The frequency is not directly proportional to the wavelength - it’s inversely proportional: en.wikipedia.org/…/Proportionality_(mathematics)#…

Think of this as this: The wavelength is the distance that light travels during one wave i.e. cycle. Light propagates with the speed of light, so the smaller the wavelength, it means the frequency must increase. If the wavelength gets two times lower, the frequency increases two times. If wavelength approaches 0, then frequency starts growing very quickly, approaching infinity.

The plot is not a straight line but a hyperbola.

BackOnMyBS OP ,
@BackOnMyBS@lemmy.world avatar

Interesting. Sparked by your comment, I found this.

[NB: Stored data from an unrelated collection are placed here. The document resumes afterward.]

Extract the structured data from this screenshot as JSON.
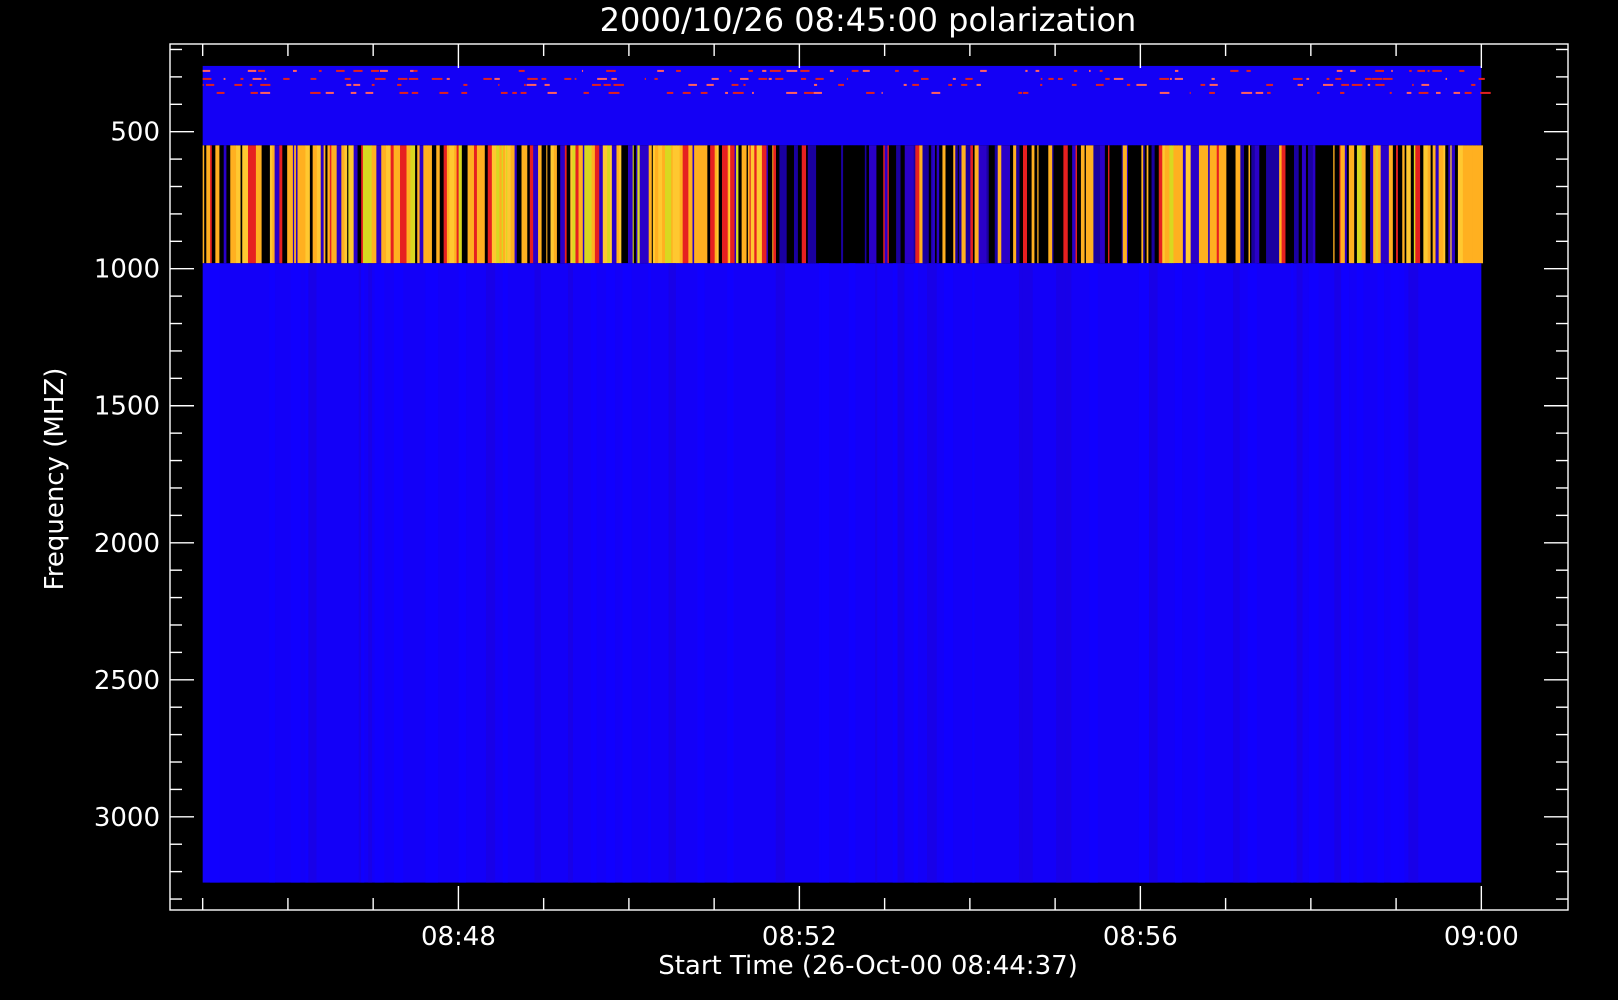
{
  "chart_data": {
    "type": "heatmap",
    "title": "2000/10/26 08:45:00 polarization",
    "xlabel": "Start Time (26-Oct-00 08:44:37)",
    "ylabel": "Frequency (MHZ)",
    "x_range": [
      "08:44:37",
      "09:01:01"
    ],
    "x_ticks": [
      {
        "label": "08:48",
        "value": "08:48:00"
      },
      {
        "label": "08:52",
        "value": "08:52:00"
      },
      {
        "label": "08:56",
        "value": "08:56:00"
      },
      {
        "label": "09:00",
        "value": "09:00:00"
      }
    ],
    "x_minor_ticks": [
      "08:45:00",
      "08:46:00",
      "08:47:00",
      "08:49:00",
      "08:50:00",
      "08:51:00",
      "08:53:00",
      "08:54:00",
      "08:55:00",
      "08:57:00",
      "08:58:00",
      "08:59:00"
    ],
    "data_time_range": [
      "08:45:00",
      "09:00:00"
    ],
    "y_range": [
      180,
      3340
    ],
    "y_reversed": true,
    "y_ticks": [
      {
        "label": "500",
        "value": 500
      },
      {
        "label": "1000",
        "value": 1000
      },
      {
        "label": "1500",
        "value": 1500
      },
      {
        "label": "2000",
        "value": 2000
      },
      {
        "label": "2500",
        "value": 2500
      },
      {
        "label": "3000",
        "value": 3000
      }
    ],
    "y_minor_ticks": [
      200,
      300,
      400,
      600,
      700,
      800,
      900,
      1100,
      1200,
      1300,
      1400,
      1600,
      1700,
      1800,
      1900,
      2100,
      2200,
      2300,
      2400,
      2600,
      2700,
      2800,
      2900,
      3100,
      3200,
      3300
    ],
    "bands": [
      {
        "freq_range": [
          260,
          550
        ],
        "color": "#1400f5",
        "pattern": "noisy-top"
      },
      {
        "freq_range": [
          550,
          980
        ],
        "color": "#000000",
        "pattern": "striped-burst"
      },
      {
        "freq_range": [
          980,
          3240
        ],
        "color": "#1300f8",
        "pattern": "uniform"
      }
    ],
    "burst_palette": [
      "#ffb020",
      "#ffc830",
      "#f5a000",
      "#e62020",
      "#cc1010",
      "#2a00c8",
      "#1a00a0",
      "#000000",
      "#d8d820"
    ],
    "grid": false
  }
}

What’s the maximun frequency of light?

Approximately 2 x 10^43 Hz is the “Planck frequency” (the inverse of the Planck time). At that frequency, individual photons (or any other particle with this much energy) would be black holes (their Compton wavelength would be smaller than their Schwartzchild radius), and so until someone comes up with a theory of light which includes virtual black-holes, photons with a frequency above this cannot be considered sensible.

GlowHuddy ,
@GlowHuddy@lemmy.world avatar

wow TIL sth as well I guess

bitcrafter ,

I think that answer is a touch misleading because it makes it sound like this is a fundamental physical limit, when really it’s just the scale where our current theories break down and give nonsense results, so we don’t really know what is going on at that scale yet.